Una vez que su hermana ingresó en el monasterio y él acabó de repartir lo que tenía entre los pobres, se retiró a la soledad para dedicarse por completo al trabajo y a la oración. Tuvo la enorme suerte de encontrar a un anciano anacoreta que toda su larga vida la había pasado en la soledad, trabajando y orando, y Antonio se estableció cerca de su choza y empezó el aprendizaje de su vida solitaria.

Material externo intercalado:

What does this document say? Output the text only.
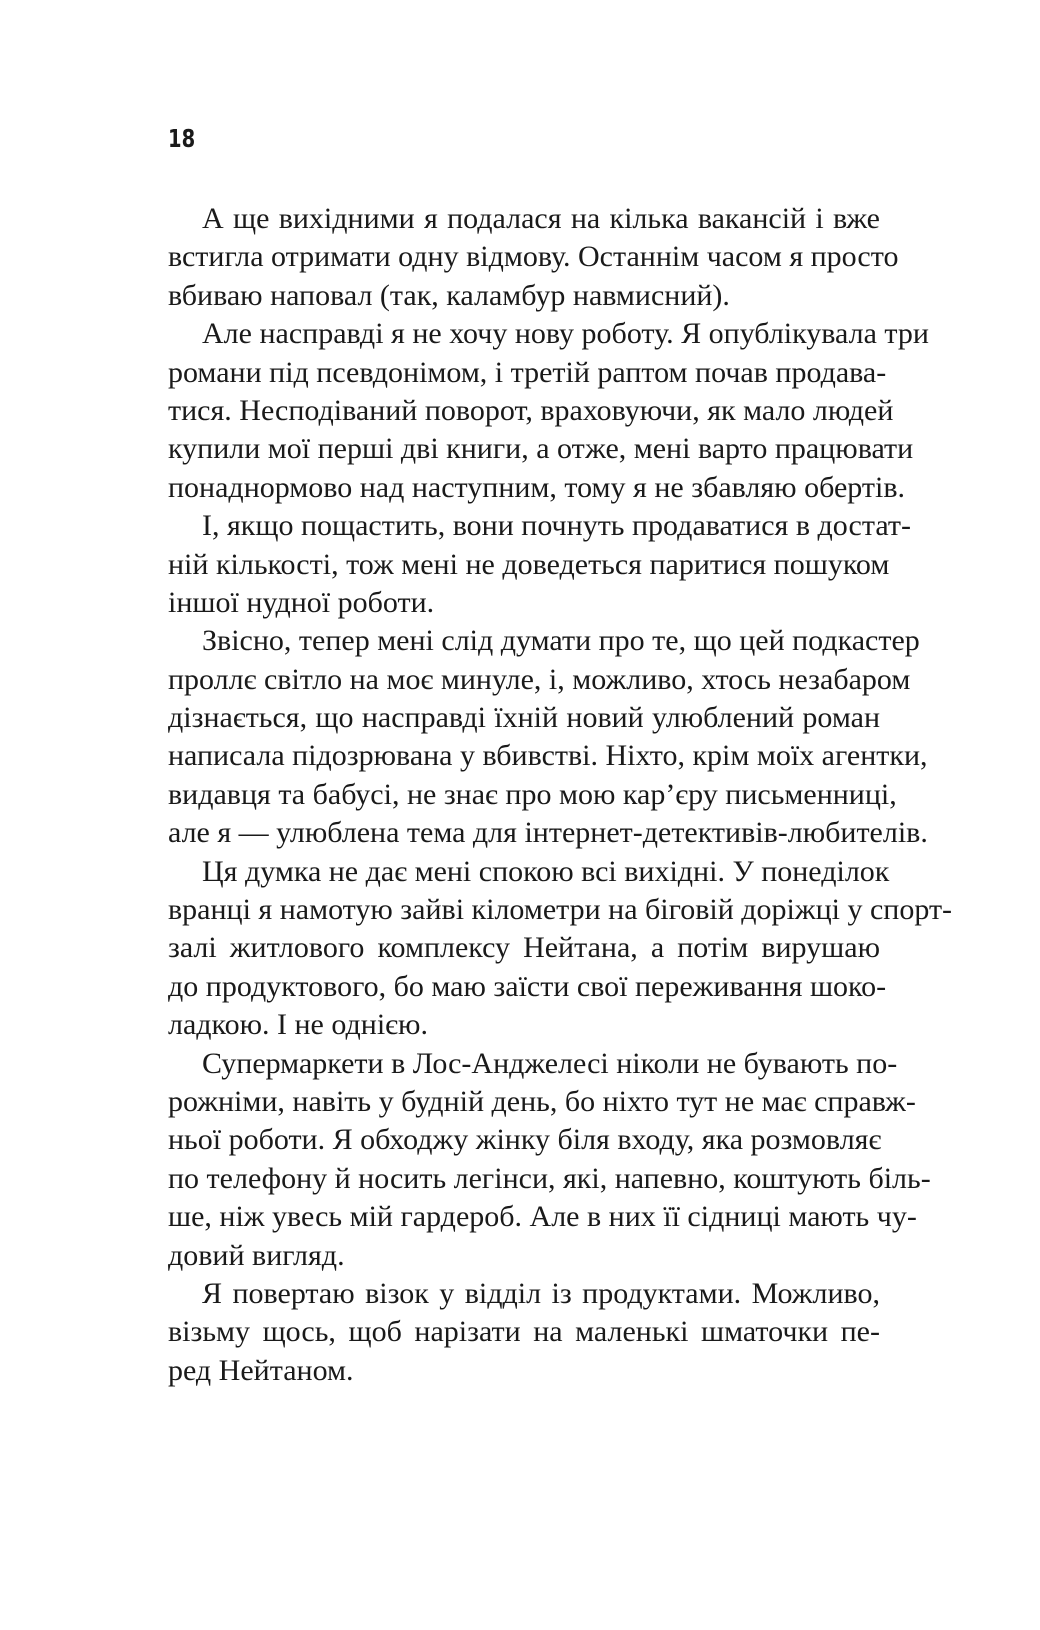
18
А ще вихідними я подалася на кілька вакансій і вже
встигла отримати одну відмову. Останнім часом я просто
вбиваю наповал (так, каламбур навмисний).
Але насправді я не хочу нову роботу. Я опублікувала три
романи під псевдонімом, і третій раптом почав продава-
тися. Несподіваний поворот, враховуючи, як мало людей
купили мої перші дві книги, а отже, мені варто працювати
понаднормово над наступним, тому я не збавляю обертів.
І, якщо пощастить, вони почнуть продаватися в достат-
ній кількості, тож мені не доведеться паритися пошуком
іншої нудної роботи.
Звісно, тепер мені слід думати про те, що цей подкастер
проллє світло на моє минуле, і, можливо, хтось незабаром
дізнається, що насправді їхній новий улюблений роман
написала підозрювана у вбивстві. Ніхто, крім моїх агентки,
видавця та бабусі, не знає про мою кар’єру письменниці,
але я — улюблена тема для інтернет-детективів-любителів.
Ця думка не дає мені спокою всі вихідні. У понеділок
вранці я намотую зайві кілометри на біговій доріжці у спорт-
залі житлового комплексу Нейтана, а потім вирушаю
до продуктового, бо маю заїсти свої переживання шоко-
ладкою. І не однією.
Супермаркети в Лос-Анджелесі ніколи не бувають по-
рожніми, навіть у будній день, бо ніхто тут не має справж-
ньої роботи. Я обходжу жінку біля входу, яка розмовляє
по телефону й носить легінси, які, напевно, коштують біль-
ше, ніж увесь мій гардероб. Але в них її сідниці мають чу-
довий вигляд.
Я повертаю візок у відділ із продуктами. Можливо,
візьму щось, щоб нарізати на маленькі шматочки пе-
ред Нейтаном.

Distribuía el tiempo entre los trabajos manuales, la oración y la lectura de la Sagrada Escritura, cultivando de ese modo su alma y su inteligencia al par que mortificaba su cuerpo. Solamente comía una vez al día hacia la puesta del sol; por cama tenía una estera en la que apenas dormía, pues casi toda la noche se la pasaba en oración.

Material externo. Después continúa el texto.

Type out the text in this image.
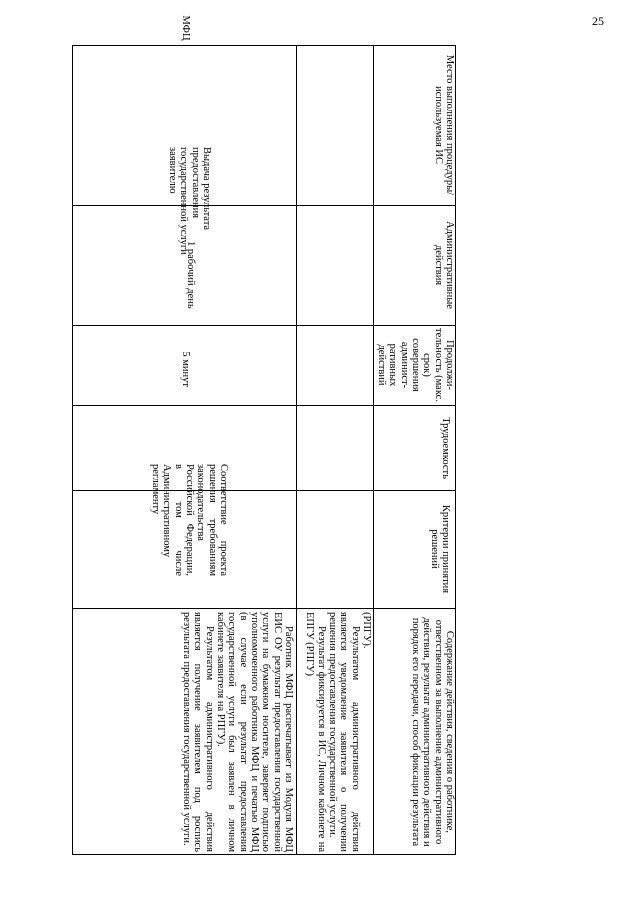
25
Место выполнения процедуры/используемая ИС
Административные действия
Продолжи-тельность (макс. срок) совершения админист-ративных действий
Трудоемкость
Критерии принятия решений
Содержание действия, сведения о работнике, ответственном за выполнение административного действия, результат административного действия и порядок его передачи, способ фиксации результата

(РПГУ).

Результатом административного действия является уведомление заявителя о получении решения предоставления государственной услуги.

Результат фиксируется в ИС, Личном кабинете на ЕПГУ (РПГУ)

МФЦ
Выдача результата предоставления государственной услуги заявителю
1 рабочий день
5 минут
Соответствие проекта решения требованиям законодательства Российской Федерации, в том числе Административному регламенту

Работник МФЦ распечатывает из Модуля МФЦ ЕИС ОУ результат предоставления государственной услуги на бумажном носителе, заверяет подписью уполномоченного работника МФЦ и печатью МФЦ (в случае если результат предоставления государственной услуги был заявлен в личном кабинете заявителя на РПГУ).

Результатом административного действия является получение заявителем под роспись результата предоставления государственной услуги.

Como fueran muchos a verle y pedirle consejo, con lo que con frecuencia le interrumpían en la oración, decidió penetrar más en el desierto ocultándose en un sepulcro donde solamente recibía las visitas de un amigo que de vez en cuando le llevaba algo de comer. Allí Antonio recibió del demonio terribles tentaciones, y no pudiendo hacerle caer trataba de asustarle apareciéndosele de las más variadas formas, llegando a veces incluso a darle terribles palizas hasta dejarle por muerto.

A veces los demonios le acometían en forma de animales: cerdos, osos, leones, lobos, panteras, serpientes, etc. que se le acercaban en bandada armando un ruido infernal como si fuera el fin del mundo. No obstante, Antonio no se asustaba, y volviéndose hacia los demonios les decía: "Todo ese ruido que armáis delata bien vuestra flaqueza, pues no pudiendo nada conmigo, tratáis de asustarme con vuestros chillidos".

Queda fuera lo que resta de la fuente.